The psychophysical results are presented in Figure 4. Results are plotted in separate graphs for the three observers. For each observer, a clear luminance bias is evident (Figures 4A–C). Orientation also biased matching in the direction predicted (Figures 4D–F). However, orientation differences had a rather modest effect on disparity matching. Conversely, manipulations of luminance similarity had a substantially greater biasing effect. In particular, it should be noted that effects of orientation differences were observed only on occasions where luminance biasing was weak (Figures 4G–I). Below, we compare these results to simulations conducted with both the standard and modified cross-correlation model.
FIGURE 4. Psychophysical results for author PH (lefthand column), author RG (central column), and the naïve observer (righthand column). (A–C) show the proportion of “far” results as a function of the luminance bias. Separate lines indicate the results for each level of orientation similarity, as indicated by the legend. A clear effect of luminance similarity is evident for all levels of orientation similarity. (D–F) show the results plotted as a function of orientation bias. When matching is not biased by luminance similarity (the cyan curve) a clear effect of orientation is evident for all three observers. With a large luminance matching bias, orientation has little or no effect on disparity matching. (G–I) plot the psychophysical data as a heat-map to illustrate the full two-dimensional psychometric function. The color of the pixels indicates the proportion of “far” responses.

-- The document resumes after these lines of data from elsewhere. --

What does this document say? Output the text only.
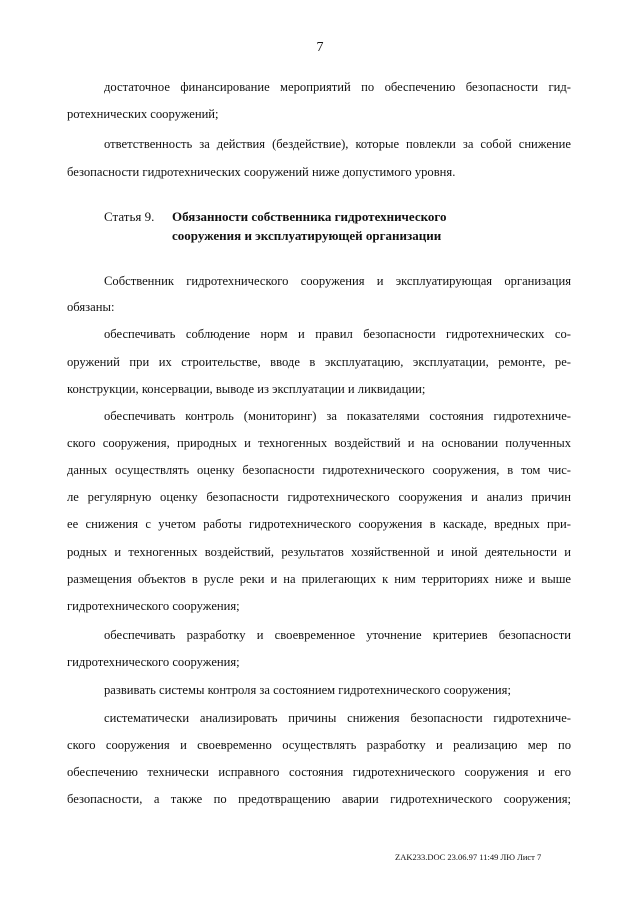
7
достаточное финансирование мероприятий по обеспечению безопасности гид-
ротехнических сооружений;
ответственность за действия (бездействие), которые повлекли за собой снижение
безопасности гидротехнических сооружений ниже допустимого уровня.
Статья 9. Обязанности собственника гидротехнического
сооружения и эксплуатирующей организации
Собственник гидротехнического сооружения и эксплуатирующая организация
обязаны:
обеспечивать соблюдение норм и правил безопасности гидротехнических со-
оружений при их строительстве, вводе в эксплуатацию, эксплуатации, ремонте, ре-
конструкции, консервации, выводе из эксплуатации и ликвидации;
обеспечивать контроль (мониторинг) за показателями состояния гидротехниче-
ского сооружения, природных и техногенных воздействий и на основании полученных
данных осуществлять оценку безопасности гидротехнического сооружения, в том чис-
ле регулярную оценку безопасности гидротехнического сооружения и анализ причин
ее снижения с учетом работы гидротехнического сооружения в каскаде, вредных при-
родных и техногенных воздействий, результатов хозяйственной и иной деятельности и
размещения объектов в русле реки и на прилегающих к ним территориях ниже и выше
гидротехнического сооружения;
обеспечивать разработку и своевременное уточнение критериев безопасности
гидротехнического сооружения;
развивать системы контроля за состоянием гидротехнического сооружения;
систематически анализировать причины снижения безопасности гидротехниче-
ского сооружения и своевременно осуществлять разработку и реализацию мер по
обеспечению технически исправного состояния гидротехнического сооружения и его
безопасности, а также по предотвращению аварии гидротехнического сооружения;
ZAK233.DOC 23.06.97 11:49 ЛЮ Лист 7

The results of the standard cross-correlator are shown in Figure 5. The mean of the psychophysical results, across the three observers, are plotted in the first row of Figure 5 as a function of (A) luminance bias, (B) orientation bias, and finally (C) as a function of both. This allows the effect of the luminance and orientation biases to be seen clearly, while also showing the full two-dimensional psychometric function. Equivalent results for the cross-correlation model are shown in Figures 5D–F, in the second row. The cross-correlation model shows relatively little effect of luminance similarity matching. Only when orientation similarity provides no biasing signal is any sizeable effect of luminance similarity observable. Conversely, the effects of orientation similarity can be seen at all levels of luminance similarity. Although multiple window sizes were tested for this cross-correlation model, we have reported data only for a window size of 2.16°. Decreasing window size reduces the general effectiveness of both orientation and luminance similarity matching. At the smallest window sizes, no effect of orientation or luminance manipulations is evident.
FIGURE 5. Results of the cross-correlation model. Top row: The mean of the psychophysical results plotted in Figure 4, across the three observers. Results are plotted (A) as a function of luminance bias (B) as a function of orientation bias and (C) as a two-dimensional heat-map, where color shows the proportion of “far” responses. Second row (D–F): The results of the standard cross-correlation model. Unlike the psychophysical results, the model shows a strong effect of orientation, and an effect of luminance only when there is no orientation bias. Third row (G–I): The results of a cross-correlation model after filtering at a low spatial frequency (0.47 cpd). The model now shows a strong effect of luminance bias, and a weaker effect of orientation bias. Fourth row (J–L): The results of a cross-correlation model after filtering at a high spatial frequency (3.79 cpd). This model shows a strong effect of orientation and a weaker effect of luminance. Fifth row (M–O): The correlation model with filtering at 1.4 cpd shows the closest fit to the psychophysical data.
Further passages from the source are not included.